Analysis: Lebanon tribunal fuels doubt by freeing generals
Alistair Lyon
Reuters
5/1/2009

BEIRUT, May 1 (Reuters) - The U.N.-backed tribunal set up to try the assassins of Lebanese statesman Rafik al-Hariri showed its impartiality by freeing the only suspects in custody, but stirred doubts over the investigation and prospects for a trial.

"Ordinary people will ask themselves about the state of the evidence that the commission gathered," said Marieke Wierda, a Beirut-based expert on the tribunal at the International Center for Transitional Justice (ICTJ), a human rights group.

But she said the Hague-based tribunal, which began work only in March, had preserved its credibility by using evidence as the basis for Wednesday's decision to release the four Lebanese former security chiefs for lack of evidence to indict them.

Detlev Mehlis, a German prosecutor who first headed the U.N. inquiry into Hariri's 2005 killing and originally recommended the generals' detention, was scathing about their release.

"This could send the tribunal into oblivion," he told Germany's Frankfurter Allgemeine newspaper.

In Lebanon, the release of the four men held without charge since 2005 was widely seen as a blow to the anti-Syrian alliance led by the slain former prime minister's son, Saad al-Hariri -- less than six weeks before a June 7 parliamentary election.

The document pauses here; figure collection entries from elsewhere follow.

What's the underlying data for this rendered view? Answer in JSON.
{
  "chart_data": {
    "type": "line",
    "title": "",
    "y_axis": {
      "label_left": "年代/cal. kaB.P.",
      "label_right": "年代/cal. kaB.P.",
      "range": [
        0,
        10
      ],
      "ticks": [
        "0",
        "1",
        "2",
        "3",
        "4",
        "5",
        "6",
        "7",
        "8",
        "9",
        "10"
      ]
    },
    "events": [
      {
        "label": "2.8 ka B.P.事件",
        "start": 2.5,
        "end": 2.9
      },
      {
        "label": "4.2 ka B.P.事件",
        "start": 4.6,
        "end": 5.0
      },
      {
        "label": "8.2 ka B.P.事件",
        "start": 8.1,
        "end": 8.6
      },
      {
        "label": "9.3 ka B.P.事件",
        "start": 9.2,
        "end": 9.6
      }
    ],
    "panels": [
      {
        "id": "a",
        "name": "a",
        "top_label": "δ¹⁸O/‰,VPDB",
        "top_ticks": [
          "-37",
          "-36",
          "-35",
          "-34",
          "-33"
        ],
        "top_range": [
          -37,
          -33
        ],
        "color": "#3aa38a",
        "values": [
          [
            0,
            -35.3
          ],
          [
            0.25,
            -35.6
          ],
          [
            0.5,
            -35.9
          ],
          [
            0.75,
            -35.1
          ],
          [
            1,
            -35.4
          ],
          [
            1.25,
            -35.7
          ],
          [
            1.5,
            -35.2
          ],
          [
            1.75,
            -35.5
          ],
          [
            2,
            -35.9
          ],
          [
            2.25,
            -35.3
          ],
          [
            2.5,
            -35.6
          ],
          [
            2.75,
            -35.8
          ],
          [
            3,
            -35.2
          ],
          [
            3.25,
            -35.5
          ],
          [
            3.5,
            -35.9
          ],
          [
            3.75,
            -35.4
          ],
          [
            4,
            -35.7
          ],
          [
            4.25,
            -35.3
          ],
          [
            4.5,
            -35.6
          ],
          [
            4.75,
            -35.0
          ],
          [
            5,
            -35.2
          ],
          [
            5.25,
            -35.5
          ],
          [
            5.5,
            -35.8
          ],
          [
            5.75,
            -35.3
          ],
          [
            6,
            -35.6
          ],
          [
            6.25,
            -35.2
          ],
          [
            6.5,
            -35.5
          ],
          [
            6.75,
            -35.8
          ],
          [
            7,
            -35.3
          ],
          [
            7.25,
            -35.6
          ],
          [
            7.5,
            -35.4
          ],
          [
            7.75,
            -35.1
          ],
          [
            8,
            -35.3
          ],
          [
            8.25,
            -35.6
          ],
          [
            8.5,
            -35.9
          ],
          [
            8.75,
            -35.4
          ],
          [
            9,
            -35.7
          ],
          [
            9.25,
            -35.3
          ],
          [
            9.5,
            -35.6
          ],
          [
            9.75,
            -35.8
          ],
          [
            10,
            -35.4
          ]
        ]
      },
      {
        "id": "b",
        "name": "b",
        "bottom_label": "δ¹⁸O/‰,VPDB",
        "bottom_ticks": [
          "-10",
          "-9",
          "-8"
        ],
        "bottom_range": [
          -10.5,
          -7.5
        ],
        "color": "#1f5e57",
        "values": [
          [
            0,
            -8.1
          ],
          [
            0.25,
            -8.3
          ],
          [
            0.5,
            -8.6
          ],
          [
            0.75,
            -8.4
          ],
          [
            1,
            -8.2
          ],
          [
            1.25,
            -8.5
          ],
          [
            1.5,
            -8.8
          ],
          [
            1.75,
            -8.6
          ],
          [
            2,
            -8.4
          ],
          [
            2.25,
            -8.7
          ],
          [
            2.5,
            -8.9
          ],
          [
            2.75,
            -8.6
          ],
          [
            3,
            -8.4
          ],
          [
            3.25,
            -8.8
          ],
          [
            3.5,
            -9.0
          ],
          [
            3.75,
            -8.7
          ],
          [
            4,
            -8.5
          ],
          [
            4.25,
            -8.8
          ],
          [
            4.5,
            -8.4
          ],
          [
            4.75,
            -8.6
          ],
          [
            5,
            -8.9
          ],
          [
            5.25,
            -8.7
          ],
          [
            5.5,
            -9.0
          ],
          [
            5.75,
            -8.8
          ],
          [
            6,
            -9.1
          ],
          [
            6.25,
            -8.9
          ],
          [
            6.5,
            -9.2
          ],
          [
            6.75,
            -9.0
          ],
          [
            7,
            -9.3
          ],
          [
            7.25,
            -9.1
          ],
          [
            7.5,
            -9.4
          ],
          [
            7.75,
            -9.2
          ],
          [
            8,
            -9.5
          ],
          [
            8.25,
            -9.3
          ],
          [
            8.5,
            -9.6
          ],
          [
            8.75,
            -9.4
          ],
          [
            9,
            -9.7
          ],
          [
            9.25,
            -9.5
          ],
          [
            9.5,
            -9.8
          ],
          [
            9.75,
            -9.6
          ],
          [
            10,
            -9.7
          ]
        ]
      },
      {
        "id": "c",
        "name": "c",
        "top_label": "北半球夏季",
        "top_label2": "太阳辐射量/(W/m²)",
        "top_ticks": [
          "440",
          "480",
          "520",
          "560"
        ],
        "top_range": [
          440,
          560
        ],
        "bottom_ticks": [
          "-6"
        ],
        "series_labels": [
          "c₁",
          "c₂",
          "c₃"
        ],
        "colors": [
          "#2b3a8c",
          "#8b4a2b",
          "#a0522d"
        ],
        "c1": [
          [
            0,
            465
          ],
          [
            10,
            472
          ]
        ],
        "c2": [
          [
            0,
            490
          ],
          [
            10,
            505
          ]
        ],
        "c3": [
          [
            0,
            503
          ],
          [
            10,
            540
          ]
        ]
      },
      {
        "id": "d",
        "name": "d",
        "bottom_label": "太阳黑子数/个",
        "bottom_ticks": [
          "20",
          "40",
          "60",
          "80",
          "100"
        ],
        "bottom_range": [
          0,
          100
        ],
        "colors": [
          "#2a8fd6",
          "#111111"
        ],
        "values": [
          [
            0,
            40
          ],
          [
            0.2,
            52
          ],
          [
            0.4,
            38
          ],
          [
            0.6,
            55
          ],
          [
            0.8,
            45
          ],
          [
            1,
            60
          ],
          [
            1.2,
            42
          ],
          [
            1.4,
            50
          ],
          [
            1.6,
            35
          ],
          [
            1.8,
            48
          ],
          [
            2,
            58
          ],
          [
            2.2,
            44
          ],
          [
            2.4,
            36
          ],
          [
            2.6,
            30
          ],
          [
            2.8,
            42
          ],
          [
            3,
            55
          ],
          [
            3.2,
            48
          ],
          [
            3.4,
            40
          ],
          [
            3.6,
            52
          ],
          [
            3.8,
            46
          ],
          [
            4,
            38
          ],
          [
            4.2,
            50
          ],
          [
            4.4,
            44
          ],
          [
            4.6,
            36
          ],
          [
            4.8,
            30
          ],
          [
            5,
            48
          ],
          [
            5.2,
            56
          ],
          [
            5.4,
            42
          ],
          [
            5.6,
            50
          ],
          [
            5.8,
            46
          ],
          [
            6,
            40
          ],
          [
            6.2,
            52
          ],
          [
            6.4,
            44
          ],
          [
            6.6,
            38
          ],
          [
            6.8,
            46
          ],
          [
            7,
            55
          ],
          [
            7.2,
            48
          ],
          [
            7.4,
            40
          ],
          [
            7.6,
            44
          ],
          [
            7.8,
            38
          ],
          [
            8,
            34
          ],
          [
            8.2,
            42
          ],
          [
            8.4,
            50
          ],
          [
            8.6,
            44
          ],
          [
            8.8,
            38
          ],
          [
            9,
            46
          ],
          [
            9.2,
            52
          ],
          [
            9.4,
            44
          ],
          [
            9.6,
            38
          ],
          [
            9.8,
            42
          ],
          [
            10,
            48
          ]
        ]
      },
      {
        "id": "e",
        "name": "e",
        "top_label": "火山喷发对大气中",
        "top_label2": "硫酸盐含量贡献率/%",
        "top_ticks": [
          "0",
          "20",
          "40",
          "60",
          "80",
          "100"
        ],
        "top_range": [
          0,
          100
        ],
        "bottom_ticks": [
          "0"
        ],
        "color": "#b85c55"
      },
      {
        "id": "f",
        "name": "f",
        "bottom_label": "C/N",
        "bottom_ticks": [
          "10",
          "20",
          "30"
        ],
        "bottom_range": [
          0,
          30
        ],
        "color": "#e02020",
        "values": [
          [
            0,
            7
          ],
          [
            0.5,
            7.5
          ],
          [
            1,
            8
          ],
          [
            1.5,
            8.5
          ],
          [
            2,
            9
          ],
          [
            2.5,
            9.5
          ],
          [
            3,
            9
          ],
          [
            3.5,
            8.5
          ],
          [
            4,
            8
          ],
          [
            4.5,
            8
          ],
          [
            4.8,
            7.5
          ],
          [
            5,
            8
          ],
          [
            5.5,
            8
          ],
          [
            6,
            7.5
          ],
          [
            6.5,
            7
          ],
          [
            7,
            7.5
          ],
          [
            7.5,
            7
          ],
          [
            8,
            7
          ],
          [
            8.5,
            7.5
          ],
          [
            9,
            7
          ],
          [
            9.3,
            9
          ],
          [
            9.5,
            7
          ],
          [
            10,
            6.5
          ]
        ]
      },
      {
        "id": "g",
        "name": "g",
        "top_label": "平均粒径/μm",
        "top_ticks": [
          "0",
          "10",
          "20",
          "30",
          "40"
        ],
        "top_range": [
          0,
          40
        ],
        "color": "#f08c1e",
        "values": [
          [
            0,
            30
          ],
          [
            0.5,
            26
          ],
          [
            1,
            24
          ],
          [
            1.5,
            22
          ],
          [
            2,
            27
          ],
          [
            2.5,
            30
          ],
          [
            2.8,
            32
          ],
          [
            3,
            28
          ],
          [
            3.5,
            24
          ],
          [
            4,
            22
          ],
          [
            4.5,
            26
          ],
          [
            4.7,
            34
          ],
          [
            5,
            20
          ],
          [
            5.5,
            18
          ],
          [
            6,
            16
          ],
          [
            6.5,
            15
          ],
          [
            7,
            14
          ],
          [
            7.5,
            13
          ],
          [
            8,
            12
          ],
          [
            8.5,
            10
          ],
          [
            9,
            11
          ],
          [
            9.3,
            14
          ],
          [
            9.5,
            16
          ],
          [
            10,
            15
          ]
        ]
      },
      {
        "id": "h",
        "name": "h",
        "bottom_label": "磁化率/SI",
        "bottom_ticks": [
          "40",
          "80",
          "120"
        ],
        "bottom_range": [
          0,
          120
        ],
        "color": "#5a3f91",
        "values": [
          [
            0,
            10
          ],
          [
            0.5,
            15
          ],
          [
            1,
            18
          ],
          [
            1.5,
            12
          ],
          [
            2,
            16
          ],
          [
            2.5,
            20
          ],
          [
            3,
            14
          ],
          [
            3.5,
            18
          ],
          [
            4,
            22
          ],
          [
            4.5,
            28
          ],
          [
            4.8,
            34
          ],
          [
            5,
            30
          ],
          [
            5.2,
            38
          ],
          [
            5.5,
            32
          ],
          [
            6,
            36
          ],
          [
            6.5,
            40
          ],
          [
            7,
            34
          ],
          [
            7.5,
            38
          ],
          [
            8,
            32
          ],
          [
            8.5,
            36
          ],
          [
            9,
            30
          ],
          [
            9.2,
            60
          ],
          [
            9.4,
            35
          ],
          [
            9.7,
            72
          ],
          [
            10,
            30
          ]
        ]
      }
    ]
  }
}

Hariri had blamed Damascus for the suicide truck bombing that killed his father and 22 others, and for other attacks on anti-Syrian figures in Lebanon. Syria denies any involvement.



HAILED AS HEROES

Hariri's opponents greeted the tribunal's announcement with celebratory gunfire across Beirut and treated the four officers, who commanded security agencies when Lebanon was still firmly under Syria's thumb, to a rock-star welcome home from prison.

"I salute the tribunal," said Mihran Pamboukdjian, a retired industrialist sitting in a cafe in downtown Beirut. "Those who incarcerated the generals are part of a corrupt regime. It is well known that the Lebanese judiciary is corrupt."

Visitors to Hariri's grave outside a giant mosque that he financed also said it was right to free the generals if they could not be indicted, even if this had come as a shock.

"To many Lebanese, it was as if the bottom had fallen out of the process," said a 59-year-old engineer who gave his name as Imad. "But after 10 minutes of thinking about it, it has dawned on people that this isn't the end of it, but the beginning."

With Lebanese almost evenly split between rival camps, the tribunal's move is unlikely to sway the election decisively.

Most voters have already made up their minds, in line with sectarian loyalties and local patronage. Many Lebanese analysts expect Iranian-backed Hezbollah and its allies to reverse the slim majority won by the anti-Syrian bloc after Hariri's death.

Lebanon has endured prolonged political turmoil since then, much of it reflecting fierce rivalry between Syria and Saudi Arabia, among the main foreign patrons of Lebanese factions.

That tension has calmed in recent months, promoting chances for another uneasy national unity government after the election.

The tribunal may have demonstrated its integrity, but opponents of Western influence still view it with suspicion as part of a broader international intervention in Lebanon that includes foreign aid, U.N. peacekeepers and efforts to disarm Hezbollah.

DENTED FAITH

Nadim Shehadi, a fellow at London's Chatham House, linked faith in the tribunal with faith in the outside world's ability to protect Lebanon, which he said had been badly dented by the failure to halt Israel's 2006 war on Hezbollah guerrillas.

"This affects the way the Lebanese are debating how their system should look -- whether they can go back to an old model, modify it or go to a radically different model," he said.

Hezbollah and others have queried the disproportionate effort devoted to tracking down Hariri's killers, given the impunity granted to many in Lebanon's bloody recent past.

"This tribunal only deals with a very narrow slice of that history," the ICTJ's Wierda told Reuters. "It deals with a particular sequence of assassinations, but it's one of many events in Lebanese history, particularly the war in 2006.

"This creates a challenge for legitimacy, but it doesn't mean that justice should not be administered in these cases. It means, what will be done in other cases?"